To get uniform cookie dough balls, you can either eyeball the dough and try to create mounds of equal size that will hopefully bake into cookies of equal size, or you can use a portion scoop to ensure that they are all measured out exactly the same. While it is possible to be extremely accurate when “eyeballing it,” it is more reliable to use a portion scoop to measure your cookie dough out. Evenly sized cookies not only look good, but they bake more evenly and give you a more consistent result.
Portion scoops are standard-sized scoops used to measure out food, both cooked and uncooked.They look like ice cream scoops and have a spring release that scrapes your food/ice cream/cookie dough out of the scoop once it has been measured.
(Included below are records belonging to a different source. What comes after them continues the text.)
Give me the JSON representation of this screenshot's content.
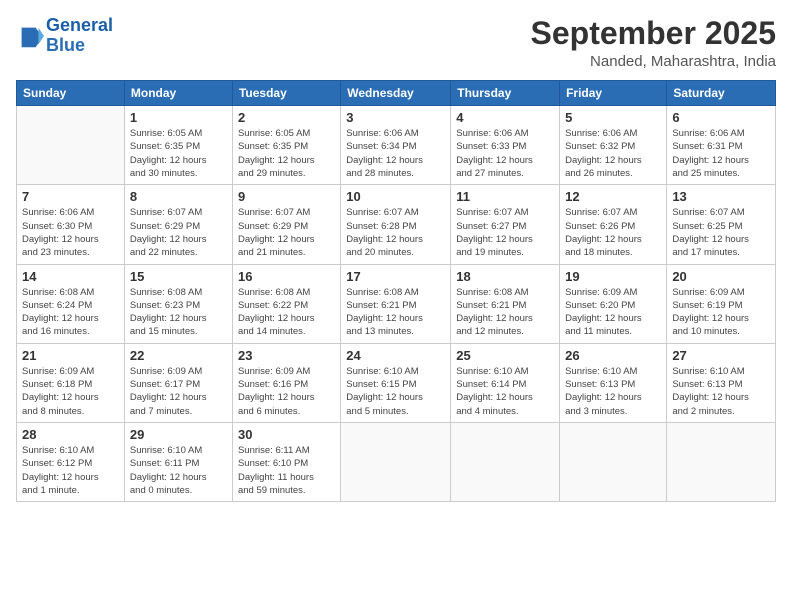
{
  "logo": {
    "line1": "General",
    "line2": "Blue"
  },
  "title": "September 2025",
  "location": "Nanded, Maharashtra, India",
  "days_header": [
    "Sunday",
    "Monday",
    "Tuesday",
    "Wednesday",
    "Thursday",
    "Friday",
    "Saturday"
  ],
  "weeks": [
    [
      {
        "num": "",
        "info": ""
      },
      {
        "num": "1",
        "info": "Sunrise: 6:05 AM\nSunset: 6:35 PM\nDaylight: 12 hours\nand 30 minutes."
      },
      {
        "num": "2",
        "info": "Sunrise: 6:05 AM\nSunset: 6:35 PM\nDaylight: 12 hours\nand 29 minutes."
      },
      {
        "num": "3",
        "info": "Sunrise: 6:06 AM\nSunset: 6:34 PM\nDaylight: 12 hours\nand 28 minutes."
      },
      {
        "num": "4",
        "info": "Sunrise: 6:06 AM\nSunset: 6:33 PM\nDaylight: 12 hours\nand 27 minutes."
      },
      {
        "num": "5",
        "info": "Sunrise: 6:06 AM\nSunset: 6:32 PM\nDaylight: 12 hours\nand 26 minutes."
      },
      {
        "num": "6",
        "info": "Sunrise: 6:06 AM\nSunset: 6:31 PM\nDaylight: 12 hours\nand 25 minutes."
      }
    ],
    [
      {
        "num": "7",
        "info": "Sunrise: 6:06 AM\nSunset: 6:30 PM\nDaylight: 12 hours\nand 23 minutes."
      },
      {
        "num": "8",
        "info": "Sunrise: 6:07 AM\nSunset: 6:29 PM\nDaylight: 12 hours\nand 22 minutes."
      },
      {
        "num": "9",
        "info": "Sunrise: 6:07 AM\nSunset: 6:29 PM\nDaylight: 12 hours\nand 21 minutes."
      },
      {
        "num": "10",
        "info": "Sunrise: 6:07 AM\nSunset: 6:28 PM\nDaylight: 12 hours\nand 20 minutes."
      },
      {
        "num": "11",
        "info": "Sunrise: 6:07 AM\nSunset: 6:27 PM\nDaylight: 12 hours\nand 19 minutes."
      },
      {
        "num": "12",
        "info": "Sunrise: 6:07 AM\nSunset: 6:26 PM\nDaylight: 12 hours\nand 18 minutes."
      },
      {
        "num": "13",
        "info": "Sunrise: 6:07 AM\nSunset: 6:25 PM\nDaylight: 12 hours\nand 17 minutes."
      }
    ],
    [
      {
        "num": "14",
        "info": "Sunrise: 6:08 AM\nSunset: 6:24 PM\nDaylight: 12 hours\nand 16 minutes."
      },
      {
        "num": "15",
        "info": "Sunrise: 6:08 AM\nSunset: 6:23 PM\nDaylight: 12 hours\nand 15 minutes."
      },
      {
        "num": "16",
        "info": "Sunrise: 6:08 AM\nSunset: 6:22 PM\nDaylight: 12 hours\nand 14 minutes."
      },
      {
        "num": "17",
        "info": "Sunrise: 6:08 AM\nSunset: 6:21 PM\nDaylight: 12 hours\nand 13 minutes."
      },
      {
        "num": "18",
        "info": "Sunrise: 6:08 AM\nSunset: 6:21 PM\nDaylight: 12 hours\nand 12 minutes."
      },
      {
        "num": "19",
        "info": "Sunrise: 6:09 AM\nSunset: 6:20 PM\nDaylight: 12 hours\nand 11 minutes."
      },
      {
        "num": "20",
        "info": "Sunrise: 6:09 AM\nSunset: 6:19 PM\nDaylight: 12 hours\nand 10 minutes."
      }
    ],
    [
      {
        "num": "21",
        "info": "Sunrise: 6:09 AM\nSunset: 6:18 PM\nDaylight: 12 hours\nand 8 minutes."
      },
      {
        "num": "22",
        "info": "Sunrise: 6:09 AM\nSunset: 6:17 PM\nDaylight: 12 hours\nand 7 minutes."
      },
      {
        "num": "23",
        "info": "Sunrise: 6:09 AM\nSunset: 6:16 PM\nDaylight: 12 hours\nand 6 minutes."
      },
      {
        "num": "24",
        "info": "Sunrise: 6:10 AM\nSunset: 6:15 PM\nDaylight: 12 hours\nand 5 minutes."
      },
      {
        "num": "25",
        "info": "Sunrise: 6:10 AM\nSunset: 6:14 PM\nDaylight: 12 hours\nand 4 minutes."
      },
      {
        "num": "26",
        "info": "Sunrise: 6:10 AM\nSunset: 6:13 PM\nDaylight: 12 hours\nand 3 minutes."
      },
      {
        "num": "27",
        "info": "Sunrise: 6:10 AM\nSunset: 6:13 PM\nDaylight: 12 hours\nand 2 minutes."
      }
    ],
    [
      {
        "num": "28",
        "info": "Sunrise: 6:10 AM\nSunset: 6:12 PM\nDaylight: 12 hours\nand 1 minute."
      },
      {
        "num": "29",
        "info": "Sunrise: 6:10 AM\nSunset: 6:11 PM\nDaylight: 12 hours\nand 0 minutes."
      },
      {
        "num": "30",
        "info": "Sunrise: 6:11 AM\nSunset: 6:10 PM\nDaylight: 11 hours\nand 59 minutes."
      },
      {
        "num": "",
        "info": ""
      },
      {
        "num": "",
        "info": ""
      },
      {
        "num": "",
        "info": ""
      },
      {
        "num": "",
        "info": ""
      }
    ]
  ]
}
The odd thing about them is that they come in strange sizes, like #16 and #24, rather than in sizes that you might ordinarily associate with cookie baking, such as “a 1-inch ball” or “a rounded tablespoon”. The numbers on portion scoops refer fractions of a quart (32-ounces), or the number of scoops of a particular size it takes to make 32-oz. With this system, you know that a #16 scoop is 2-oz and a #24 is 1.5-oz. The general rule is the larger the number, the smaller the scoop, and when you are picking out a scoop you can simply choose one based on the size of the cookie you’d like to make (or whatever else you might be portioning out).
Portion scoops are designed for kitchen professionals to standardize their products and to keep a handle on costs. These scoop sizes ensure that they get exactly the same number of servings (or balls of dough) per batch or per recipe without wasting any product – and that the customers always get the same amount of product for their money. And it is how they keep the cookies in a bakery display window looking so perfect, too.